When an offer from Syracuse fell through when he was a high school senior, Byrd opted to attend Long Beach City College as a gateway to a Division I program. Byrd accumulated enough transferable credits in three junior-college semesters to join the Warriors in January 2018.
Byrd, who has taken as many as six classes in a semester, managed to meet his goal of completing his studies and UH football career at nearly the same time. The academic demands “plus football,” Byrd said, “it was tough. But at the end of the day, it was worth it.”
Linebacker Solomon Matautia recalled studying the analytics as a freshman in 2015. “When we first started this journey,” he said, “I was looking at the numbers of the guys who didn’t finish (college). I was hoping that wouldn’t be me.”

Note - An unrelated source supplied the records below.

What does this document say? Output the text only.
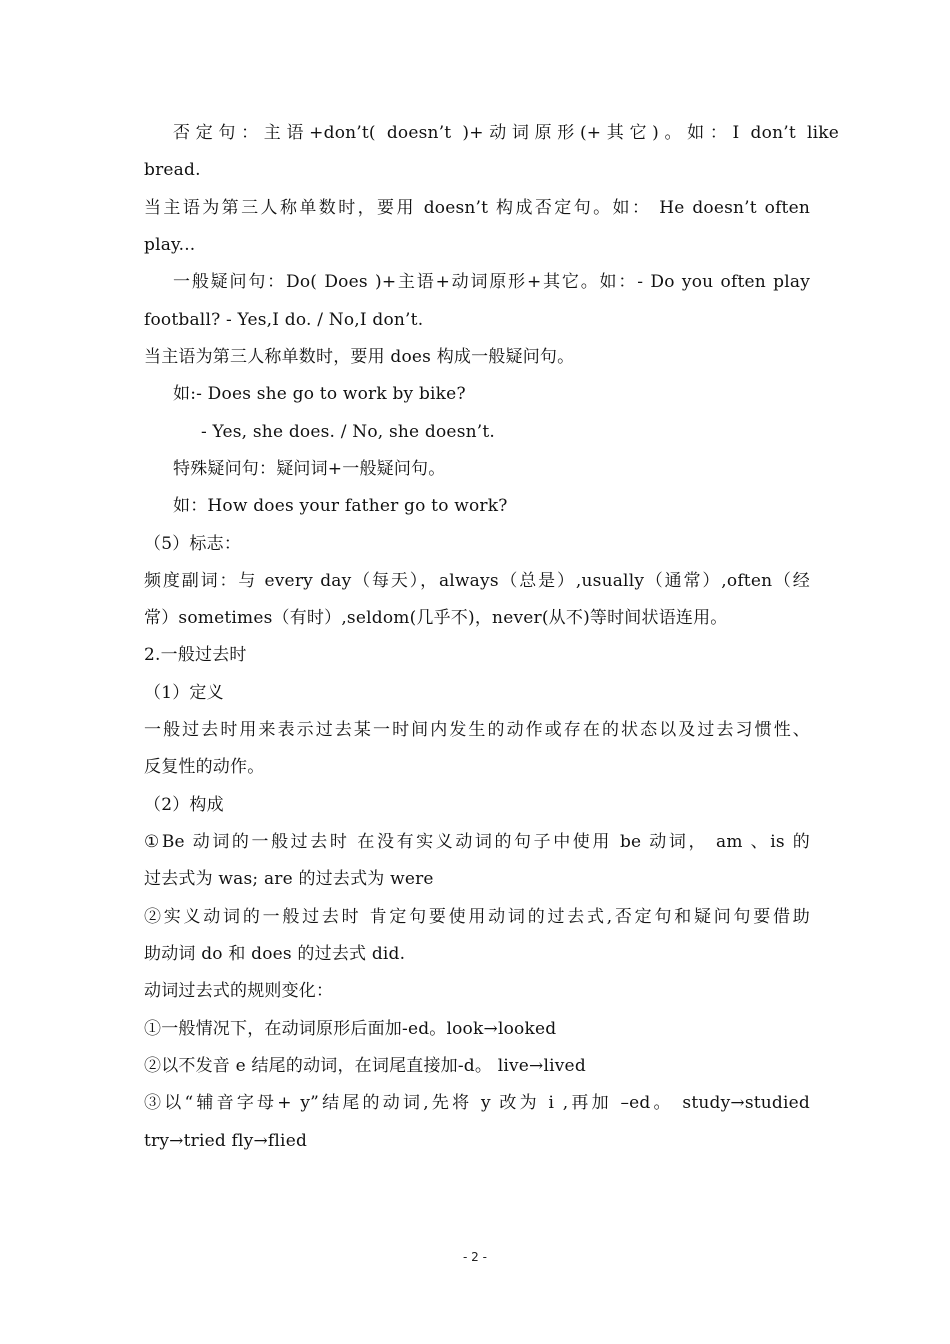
否定句：主语+don’t( doesn’t )+动词原形(+其它)。如：I don’t like
bread.
当主语为第三人称单数时，要用 doesn’t 构成否定句。如： He doesn’t often
play...
一般疑问句：Do( Does )+主语+动词原形+其它。如：- Do you often play
football? - Yes,I do. / No,I don’t.
当主语为第三人称单数时，要用 does 构成一般疑问句。
如:- Does she go to work by bike?
- Yes, she does. / No, she doesn’t.
特殊疑问句：疑问词+一般疑问句。
如：How does your father go to work?
（5）标志：
频度副词：与 every day（每天），always（总是）,usually（通常）,often（经
常）sometimes（有时）,seldom(几乎不)，never(从不)等时间状语连用。
2.一般过去时
（1）定义
一般过去时用来表示过去某一时间内发生的动作或存在的状态以及过去习惯性、
反复性的动作。
（2）构成
①Be 动词的一般过去时 在没有实义动词的句子中使用 be 动词， am 、is 的
过去式为 was; are 的过去式为 were
②实义动词的一般过去时 肯定句要使用动词的过去式,否定句和疑问句要借助
助动词 do 和 does 的过去式 did.
动词过去式的规则变化：
①一般情况下，在动词原形后面加-ed。look→looked
②以不发音 e 结尾的动词，在词尾直接加-d。 live→lived
③以“辅音字母+ y”结尾的动词,先将 y 改为 i ,再加 –ed。 study→studied
try→tried fly→flied
- 2 -
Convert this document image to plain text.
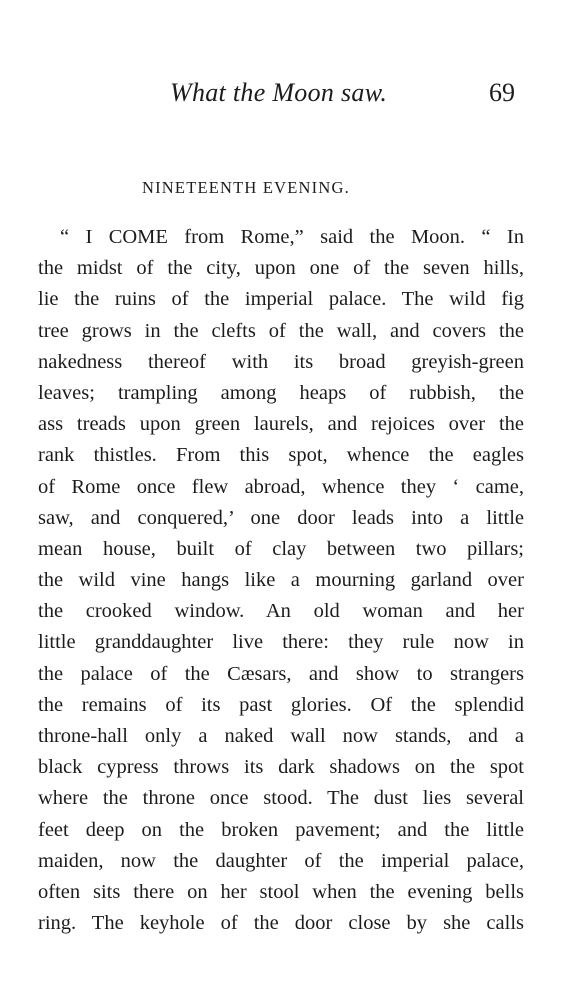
What the Moon saw.	69
NINETEENTH EVENING.
“ I COME from Rome,” said the Moon. “ In
the midst of the city, upon one of the seven hills,
lie the ruins of the imperial palace. The wild fig
tree grows in the clefts of the wall, and covers the
nakedness thereof with its broad greyish-green
leaves; trampling among heaps of rubbish, the
ass treads upon green laurels, and rejoices over the
rank thistles. From this spot, whence the eagles
of Rome once flew abroad, whence they ‘ came,
saw, and conquered,’ one door leads into a little
mean house, built of clay between two pillars;
the wild vine hangs like a mourning garland over
the crooked window. An old woman and her
little granddaughter live there: they rule now in
the palace of the Cæsars, and show to strangers
the remains of its past glories. Of the splendid
throne-hall only a naked wall now stands, and a
black cypress throws its dark shadows on the spot
where the throne once stood. The dust lies several
feet deep on the broken pavement; and the little
maiden, now the daughter of the imperial palace,
often sits there on her stool when the evening bells
ring. The keyhole of the door close by she calls
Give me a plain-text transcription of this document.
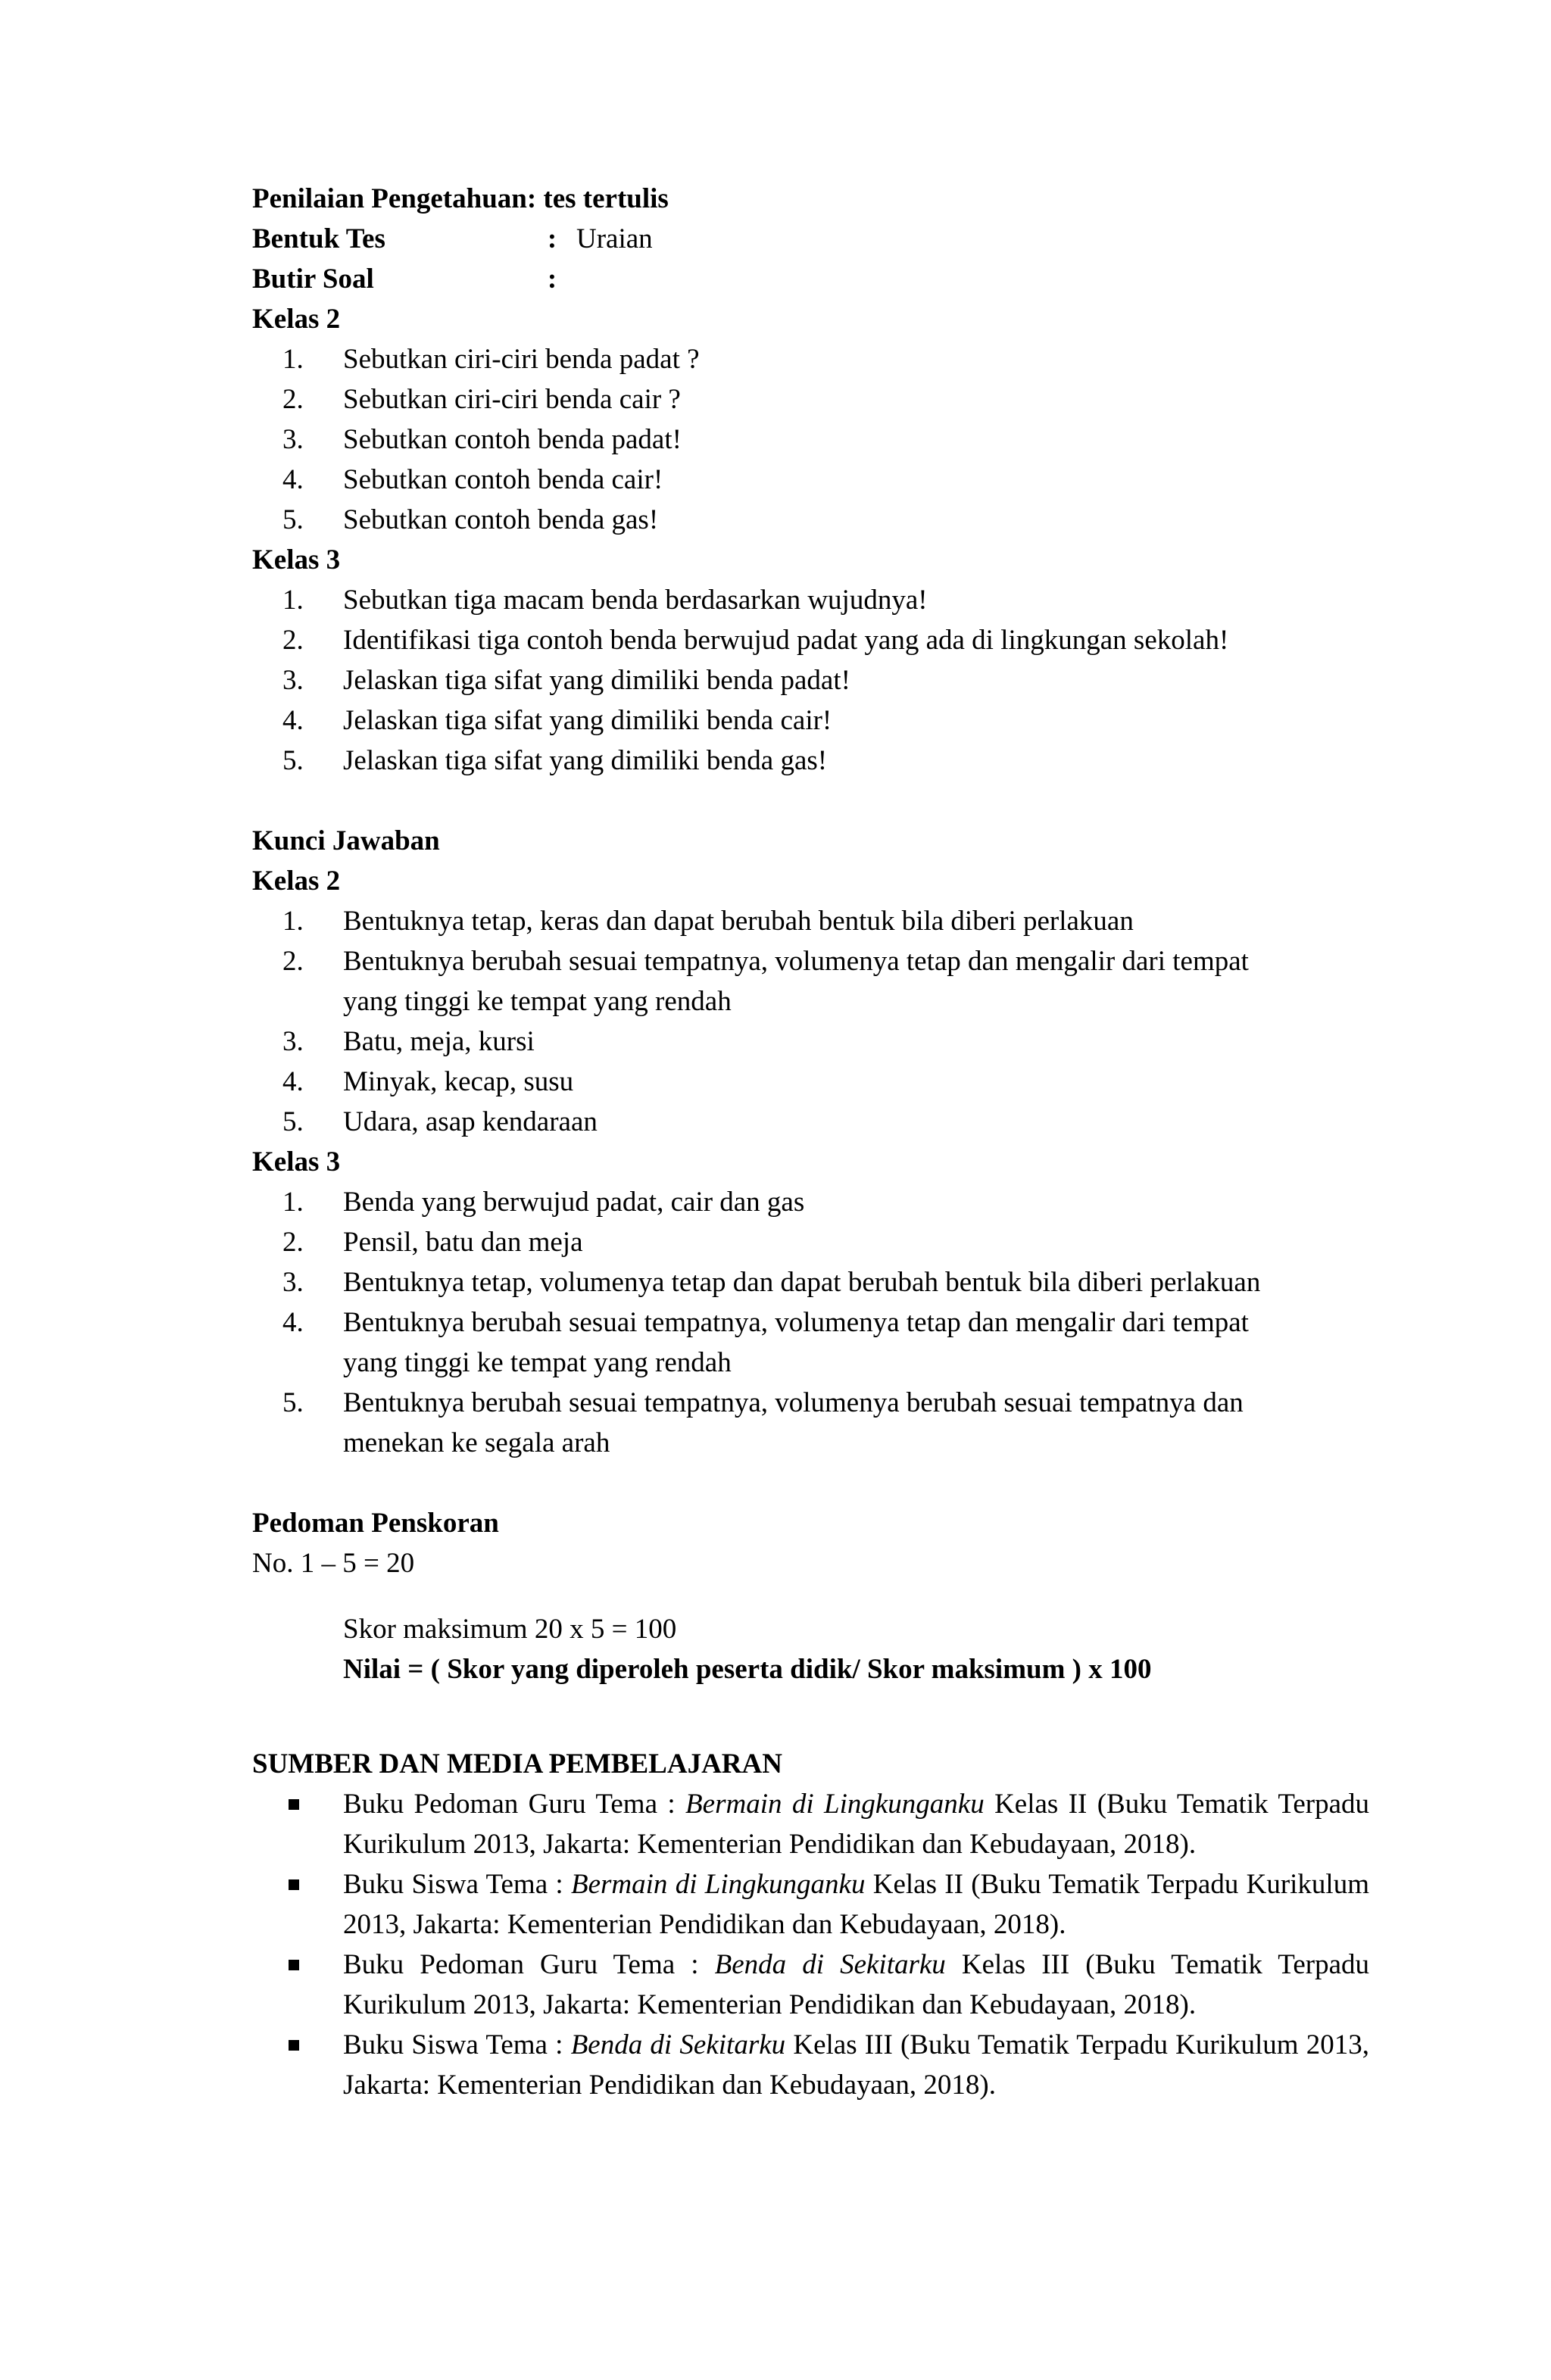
Penilaian Pengetahuan: tes tertulis
Bentuk Tes	: Uraian
Butir Soal	:
Kelas 2
1.	Sebutkan ciri-ciri benda padat ?
2.	Sebutkan ciri-ciri benda cair ?
3.	Sebutkan contoh benda padat!
4.	Sebutkan contoh benda cair!
5.	Sebutkan contoh benda gas!
Kelas 3
1.	Sebutkan tiga macam benda berdasarkan wujudnya!
2.	Identifikasi tiga contoh benda berwujud padat yang ada di lingkungan sekolah!
3.	Jelaskan tiga sifat yang dimiliki benda padat!
4.	Jelaskan tiga sifat yang dimiliki benda cair!
5.	Jelaskan tiga sifat yang dimiliki benda gas!
Kunci Jawaban
Kelas 2
1.	Bentuknya tetap, keras dan dapat berubah bentuk bila diberi perlakuan
2.	Bentuknya berubah sesuai tempatnya, volumenya tetap dan mengalir dari tempat
yang tinggi ke tempat yang rendah
3.	Batu, meja, kursi
4.	Minyak, kecap, susu
5.	Udara, asap kendaraan
Kelas 3
1.	Benda yang berwujud padat, cair dan gas
2.	Pensil, batu dan meja
3.	Bentuknya tetap, volumenya tetap dan dapat berubah bentuk bila diberi perlakuan
4.	Bentuknya berubah sesuai tempatnya, volumenya tetap dan mengalir dari tempat
yang tinggi ke tempat yang rendah
5.	Bentuknya berubah sesuai tempatnya, volumenya berubah sesuai tempatnya dan
menekan ke segala arah
Pedoman Penskoran
No. 1 – 5 = 20
Skor maksimum 20 x 5 = 100
Nilai = ( Skor yang diperoleh peserta didik/ Skor maksimum ) x 100
SUMBER DAN MEDIA PEMBELAJARAN
Buku Pedoman Guru Tema : Bermain di Lingkunganku Kelas II (Buku Tematik Terpadu Kurikulum 2013, Jakarta: Kementerian Pendidikan dan Kebudayaan, 2018).
Buku Siswa Tema : Bermain di Lingkunganku Kelas II (Buku Tematik Terpadu Kurikulum 2013, Jakarta: Kementerian Pendidikan dan Kebudayaan, 2018).
Buku Pedoman Guru Tema : Benda di Sekitarku Kelas III (Buku Tematik Terpadu Kurikulum 2013, Jakarta: Kementerian Pendidikan dan Kebudayaan, 2018).
Buku Siswa Tema : Benda di Sekitarku Kelas III (Buku Tematik Terpadu Kurikulum 2013, Jakarta: Kementerian Pendidikan dan Kebudayaan, 2018).
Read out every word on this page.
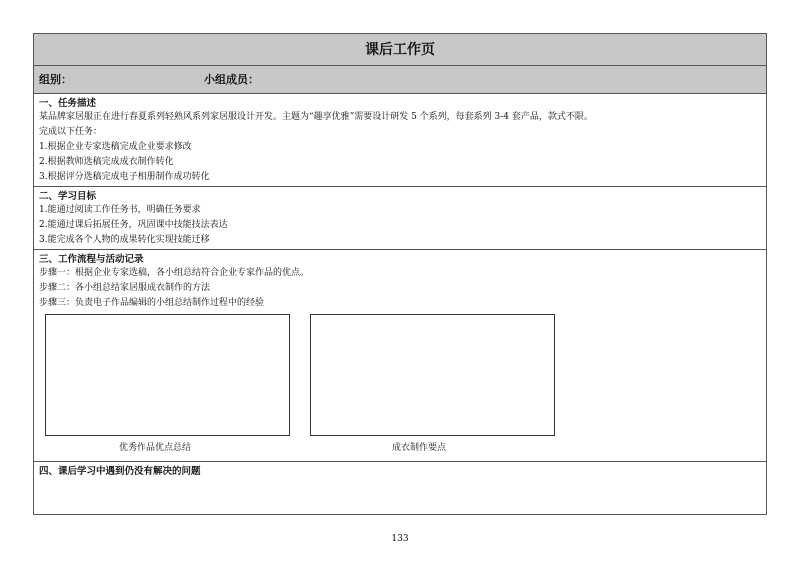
课后工作页
组别：	小组成员：
一、任务描述
某品牌家居服正在进行春夏系列轻熟风系列家居服设计开发。主题为“趣享优雅”需要设计研发 5 个系列，每套系列 3-4 套产品，款式不限。
完成以下任务：
1.根据企业专家选稿完成企业要求修改
2.根据教师选稿完成成衣制作转化
3.根据评分选稿完成电子相册制作成功转化
二、学习目标
1.能通过阅读工作任务书，明确任务要求
2.能通过课后拓展任务，巩固课中技能技法表达
3.能完成各个人物的成果转化实现技能迁移
三、工作流程与活动记录
步骤一：根据企业专家选稿，各小组总结符合企业专家作品的优点。
步骤二：各小组总结家居服成衣制作的方法
步骤三：负责电子作品编辑的小组总结制作过程中的经验
优秀作品优点总结	成衣制作要点
四、课后学习中遇到仍没有解决的问题
133
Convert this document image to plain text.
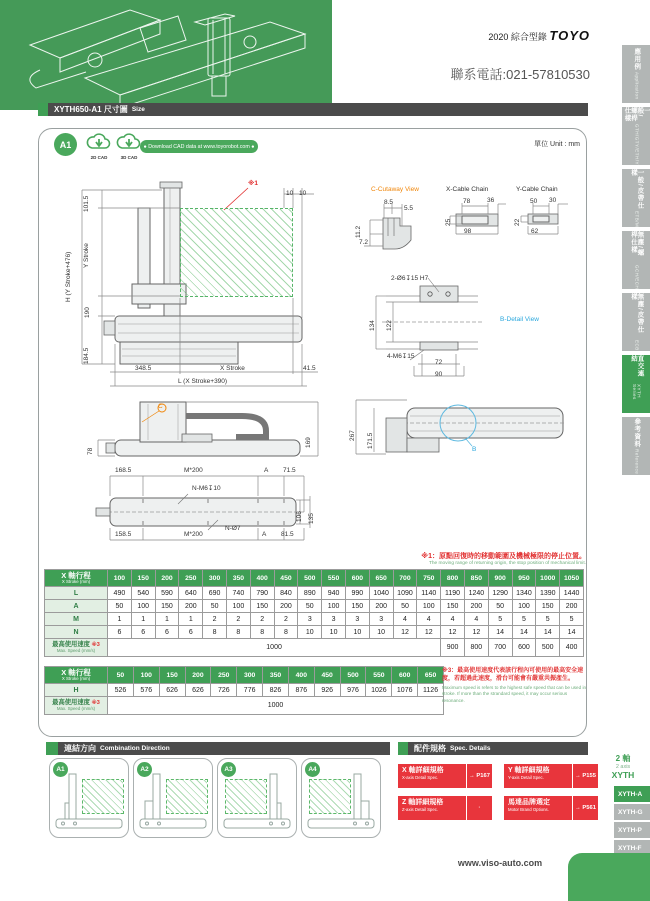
2020 綜合型錄 TOYO
聯系電話:021-57810530
應用例
Application
一般/螺桿仕樣
GTH/GTY/ETH/Y
一般/皮帶仕樣
ETB/M
無塵/螺桿仕樣
GCH/ECH
無塵/皮帶仕樣
ECB
直交連結
XYTH Series
參考資料
Reference
XYTH650-A1 尺寸圖 Size
A1
2D CAD	3D CAD
● Download CAD data at www.toyorobot.com ●	單位 Unit : mm
※1
10 10
101.5
Y Stroke
190
184.5
H (Y Stroke+476)
348.5	X Stroke	41.5
L (X Stroke+390)
C-Cutaway View
8.5
5.5
11.2
7.2
X-Cable Chain
78	36
25
98
Y-Cable Chain
50 30
22
62
2-Ø6↧15 H7
134 122
B-Detail View
4-M6↧15
72
90
C
78
169
267 171.5
B
168.5	M*200	A 71.5
N-M6↧10
106 135
158.5	M*200
N-Ø7
A 81.5
※1：原點回復時的移動範圍及機械極限的停止位置。
The moving range of returning origin, the stop position of mechanical limit.
X 軸行程
X Stroke (mm)	100	150	200	250	300	350	400	450	500	550	600	650	700	750	800	850	900	950	1000	1050
L	490	540	590	640	690	740	790	840	890	940	990	1040	1090	1140	1190	1240	1290	1340	1390	1440
A	50	100	150	200	50	100	150	200	50	100	150	200	50	100	150	200	50	100	150	200
M	1	1	1	1	2	2	2	2	3	3	3	3	4	4	4	4	5	5	5	5
N	6	6	6	6	8	8	8	8	10	10	10	10	12	12	12	12	14	14	14	14

最高使用速度 ※3
Max. Speed (mm/s)	1000														900	800	700	600	500	400
X 軸行程
X Stroke (mm)	50	100	150	200	250	300	350	400	450	500	550	600	650
H	526	576	626	626	726	776	826	876	926	976	1026	1076	1126

最高使用速度 ※3
Max. Speed (mm/s)	1000												
※3：最高使用速度代表該行程內可使用的最高安全速度，若超過此速度，滑台可能會有嚴重共振產生。
Maximum speed is refers to the highest safe speed that can be used in stroke. If more than the strandard speed, it may occur serious resonance.
連結方向 Combination Direction
A1	A2	A3	A4
配件規格 Spec. Details
X 軸詳細規格
X-axis Detail Spec.	→ P167
Y 軸詳細規格
Y-axis Detail Spec.	→ P155
Z 軸詳細規格
Z-axis Detail Spec.	·
馬達品牌選定
Motor Brand Options.	→ P561
2 軸
2 axis
XYTH
XYTH-A
XYTH-G
XYTH-P
XYTH-F
www.viso-auto.com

But Matauia soon became known as a player who tackled school assignments as relentlessly as opponents.
“We embraced the grind,” Matautia said. “The worst is on the road, trying to do (school) work on the plane. Or in the hotel, when you want to hang out with your teammates, your boys, but you have to do homework.”
His solution? “I’ve mastered it by doing it before we leave (on road trips),” Matautia said. “Just take care of everything before we leave so once we get on the plane, it’s all football.”
A white-knuckle time was following the Dec. 7 Mountain West Conference championship game in Boise. The team returned early Sunday. A major school project was due on Tuesday.
“That was a stressful week,” said Matautia, who completed the project in time.
Kicker Ryan Meskell said he found a calm approach to school and football.
“You have to balance it out so you’re happy and not stressed,” Meskell said. “If you’re constantly feeling everything is too hard, it can affect your performance, your day-to-day life, and relationships.”
Meskell said he often tries to finish assignments a week ahead of the due date.
“I feel a week before is better than most people who do it a day before,” Meskell said. “It is hard balancing it all, but it’s worthwhile. You learn time management, discipline — skills that you can take to the next phase of your life. Being a football player in college is a lot of pressure, a lot of hard work. (Graduating) is an accomplishment. I’m very proud of it.”